It's one of the few iconic moments in professional cycling that doesn't completely lose its value after you've seen it happen several times. Men who were gliding along elegantly on their bikes only moments before are suddenly reduced to walking awkwardly up one of the famed climbs at the Tour of Flanders. Their cleats and shoe covers make it impossible to complete the task graciously, as photographers move in to capture the moment they already knew was coming. The Tour de France may have fields of sunflowers, but Flanders has riders walking up narrow cobbled roads. Pictures of this yearly occurrence serve as an iconic reminder of the race's difficulty.
Luckily, during last year's race, I was able to see an unusual, though perhaps more iconic moment in the race.
Seeing the Tour of Flanders go by at several places along the route can be a difficult thing to do. If you want to see it in significant locations, you have to know where to park, how to get to the next location, and what route to take, since nearly every car in Belgium is will be involved in a race to get to the next climb. This requires knowing a significant amount about local roads, traffic patterns on race day, and (at least in our case) the willingness to break several laws, and get tickets for breaking said laws.
Last year, I was lucky enough to be with people from Ridley for the Tour of Flanders. They took pride in knowing the best routes to take in order to get from one ideal viewing spot to the next. At one point, we left a crowded area with numerous cars which were all headed in one direction. All the cars came to a complete stop, but we headed in the opposite direction. Clearly we knew a shortcut the others didn't know about. We drove down a desolate two-lane road, cutting through small Belgian towns, in order to catch the race one last time before the finish. I stared ahead, and saw no cars for miles upon miles. For the first time that day, there was no traffic, no crowd noise, just the hum of the road. Suddenly, I saw something unusual up ahead. Someone was on the road.

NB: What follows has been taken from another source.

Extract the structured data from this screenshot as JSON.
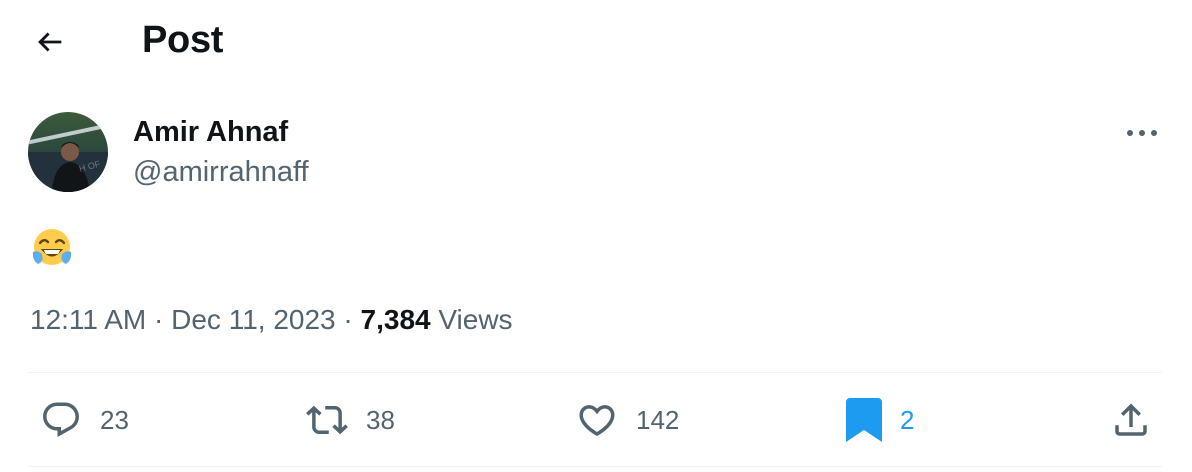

We were nowhere near the race, and yet what I saw was a skinny, orange-clad man on a bike. It was a rider from Euskaltel-Euskadi. He was riding quickly, but his pedal strokes seem forced. As we approached him, I could see that he was covered in dust, while his Tour of Flanders race number and jersey pockets were ripped, and unceremoniously flapping in the wind. We slowed down as we passed him, and could now see that his face was covered in caked-on dust. He looked disoriented. His team issue bike, bottles, helmet and glasses looked oddly out of place all of a sudden. Why was he there, miles away from the race, aimlessly riding through the Belgian countryside? Had he been left behind by the caravan after a crash? Had he been told to cut through using this road in order to meet up with the team bus or a team car? We signaled through the car window that we could give him a lift. He waved us off angrily. He looked like an animal going to the slaughterhouse. It was disconcerting to say the least.

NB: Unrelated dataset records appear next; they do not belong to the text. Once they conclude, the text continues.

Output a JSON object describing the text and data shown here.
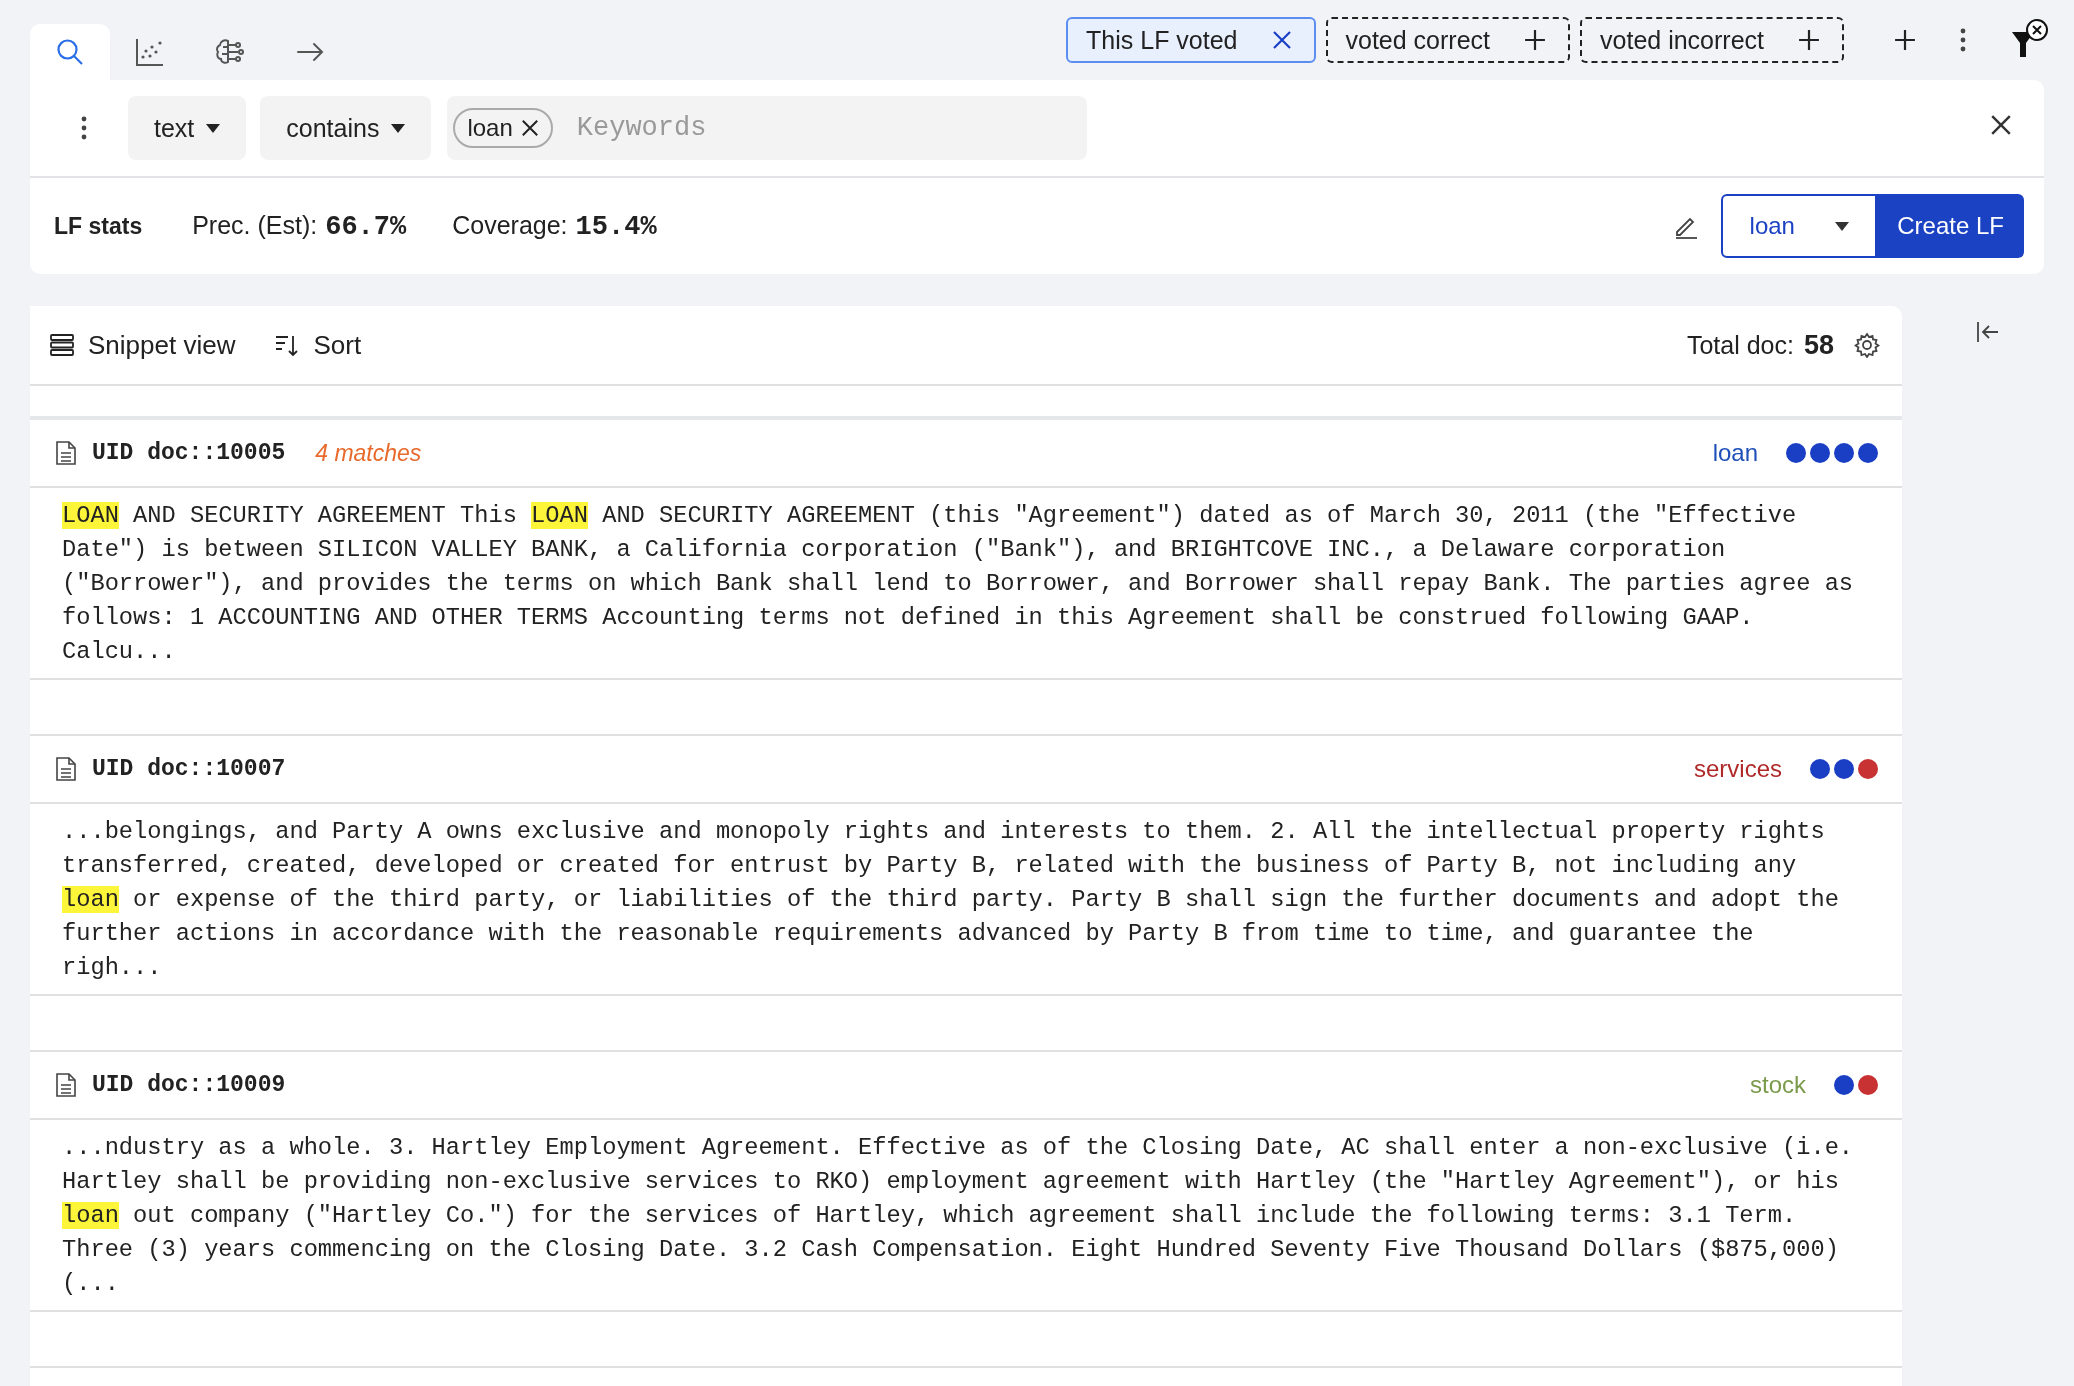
{
  "nav_tabs": [
    {
      "kind": "search",
      "selected": true
    },
    {
      "kind": "scatter",
      "selected": false
    },
    {
      "kind": "brain",
      "selected": false
    },
    {
      "kind": "arrow",
      "selected": false
    }
  ],
  "filter_chips": [
    {
      "label": "This LF voted",
      "kind": "active"
    },
    {
      "label": "voted correct",
      "kind": "dashed"
    },
    {
      "label": "voted incorrect",
      "kind": "dashed"
    }
  ],
  "search": {
    "field": "text",
    "operator": "contains",
    "tags": [
      "loan"
    ],
    "placeholder": "Keywords"
  },
  "lf_stats": {
    "title": "LF stats",
    "precision_label": "Prec. (Est):",
    "precision": "66.7%",
    "coverage_label": "Coverage:",
    "coverage": "15.4%"
  },
  "lf_label": "loan",
  "create_button": "Create LF",
  "results": {
    "view": "Snippet view",
    "sort": "Sort",
    "total_label": "Total doc:",
    "total": "58"
  },
  "docs": [
    {
      "uid": "UID doc::10005",
      "matches": "4 matches",
      "label": "loan",
      "color": "#1f4fb8",
      "votes": [
        {
          "color": "#1a3fc4"
        },
        {
          "color": "#1a3fc4"
        },
        {
          "color": "#1a3fc4"
        },
        {
          "color": "#1a3fc4"
        }
      ],
      "snippet": [
        {
          "text": "LOAN",
          "highlight": true
        },
        {
          "text": " AND SECURITY AGREEMENT This ",
          "highlight": false
        },
        {
          "text": "LOAN",
          "highlight": true
        },
        {
          "text": " AND SECURITY AGREEMENT (this \"Agreement\") dated as of March 30, 2011 (the \"Effective Date\") is between SILICON VALLEY BANK, a California corporation (\"Bank\"), and BRIGHTCOVE INC., a Delaware corporation (\"Borrower\"), and provides the terms on which Bank shall lend to Borrower, and Borrower shall repay Bank. The parties agree as follows: 1 ACCOUNTING AND OTHER TERMS Accounting terms not defined in this Agreement shall be construed following GAAP. Calcu...",
          "highlight": false
        }
      ]
    },
    {
      "uid": "UID doc::10007",
      "label": "services",
      "color": "#b02a2a",
      "votes": [
        {
          "color": "#1a3fc4"
        },
        {
          "color": "#1a3fc4"
        },
        {
          "color": "#c83232"
        }
      ],
      "snippet": [
        {
          "text": "...belongings, and Party A owns exclusive and monopoly rights and interests to them. 2. All the intellectual property rights transferred, created, developed or created for entrust by Party B, related with the business of Party B, not including any ",
          "highlight": false
        },
        {
          "text": "loan",
          "highlight": true
        },
        {
          "text": " or expense of the third party, or liabilities of the third party. Party B shall sign the further documents and adopt the further actions in accordance with the reasonable requirements advanced by Party B from time to time, and guarantee the righ...",
          "highlight": false
        }
      ]
    },
    {
      "uid": "UID doc::10009",
      "label": "stock",
      "color": "#7a9a4a",
      "votes": [
        {
          "color": "#1a3fc4"
        },
        {
          "color": "#c83232"
        }
      ],
      "snippet": [
        {
          "text": "...ndustry as a whole. 3. Hartley Employment Agreement. Effective as of the Closing Date, AC shall enter a non-exclusive (i.e. Hartley shall be providing non-exclusive services to RKO) employment agreement with Hartley (the \"Hartley Agreement\"), or his ",
          "highlight": false
        },
        {
          "text": "loan",
          "highlight": true
        },
        {
          "text": " out company (\"Hartley Co.\") for the services of Hartley, which agreement shall include the following terms: 3.1 Term. Three (3) years commencing on the Closing Date. 3.2 Cash Compensation. Eight Hundred Seventy Five Thousand Dollars ($875,000) (...",
          "highlight": false
        }
      ]
    }
  ]
}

To look exhausted and defeated on the course of the Tour of Flanders as you walk up a climb could be seen as picturesque, or indicative of how hard the race is.
To look exhausted as you win, or at least finish the race, is similarly worthy of a picture that shows the tenacity required to race at that level.
But too look that way as you ride through a random Belgian town, far away from the race with no hope of winning (or even finishing), made the difficulty of the race much clearer. The race had broken him, but he rode on, miles away from the course. It made no sense at all.
As we moved away from him, I reached for my camera. I thought about taking a picture, but couldn't bring myself to do it. I thought it was best to let him suffer in peace. We sped away.